Espérandieu looked up, his expression like a child at the breakfast table, and he checked his watch.

‘The autopsy is at eight o'clock,' he said, closing the book. ‘I'd better get going.'

Servaz nodded, without adding a thing. His assistant knew his job. Servaz took a gulp of coffee and could tell at once that his throat was irritated.

Ten minutes later, he too was walking through the snowy streets. He was to meet Ziegler and Propp at Cathy d'Humières's office before they went on to visit the Institute. The prosecutor wanted to introduce them to the examining magistrate she was putting on the case. As he walked, he followed his train of thought from the previous day. When had Lombard and Grimm been singled out as victims? What was the connection between them? According to Chaperon and the widow, Lombard and Grimm were not acquainted. Lombard might have stopped in at the pharmacy once or twice, but nothing could be certain: there were five other chemists in Saint-Martin – and Éric Lombard would surely send someone in his place on that type of errand.

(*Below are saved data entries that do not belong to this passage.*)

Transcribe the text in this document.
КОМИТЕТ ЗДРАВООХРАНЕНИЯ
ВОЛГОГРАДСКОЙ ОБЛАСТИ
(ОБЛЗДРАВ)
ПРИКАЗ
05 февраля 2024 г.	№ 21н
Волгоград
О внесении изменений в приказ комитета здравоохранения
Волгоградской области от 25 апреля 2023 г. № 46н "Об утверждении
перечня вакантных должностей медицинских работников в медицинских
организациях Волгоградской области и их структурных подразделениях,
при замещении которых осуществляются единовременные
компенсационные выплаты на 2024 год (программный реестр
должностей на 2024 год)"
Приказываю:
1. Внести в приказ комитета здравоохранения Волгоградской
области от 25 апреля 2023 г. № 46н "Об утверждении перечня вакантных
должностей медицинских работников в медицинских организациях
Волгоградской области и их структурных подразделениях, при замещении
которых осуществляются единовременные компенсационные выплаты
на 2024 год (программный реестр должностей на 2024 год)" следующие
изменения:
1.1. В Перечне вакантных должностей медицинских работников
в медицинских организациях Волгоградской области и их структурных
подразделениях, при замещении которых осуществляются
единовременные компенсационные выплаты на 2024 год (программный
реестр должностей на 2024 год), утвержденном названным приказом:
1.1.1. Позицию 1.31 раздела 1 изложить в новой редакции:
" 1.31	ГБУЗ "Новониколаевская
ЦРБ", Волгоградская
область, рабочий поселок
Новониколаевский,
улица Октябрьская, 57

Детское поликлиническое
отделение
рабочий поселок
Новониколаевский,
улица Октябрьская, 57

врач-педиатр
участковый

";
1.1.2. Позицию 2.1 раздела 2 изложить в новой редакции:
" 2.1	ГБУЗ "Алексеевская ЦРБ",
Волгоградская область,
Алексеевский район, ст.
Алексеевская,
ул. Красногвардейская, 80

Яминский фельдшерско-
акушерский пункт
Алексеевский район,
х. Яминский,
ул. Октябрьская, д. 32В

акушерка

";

That was as far as his thoughts had got when he suddenly tensed. There was something, a vague feeling, that had thrown him onto high alert. The unpleasant sensation that he was being followed … He turned round abruptly and peered down the street behind him. Nothing. Only a couple who were stamping their feet in the snow, laughing, and an old woman who went round the corner, a shopping bag on her arm.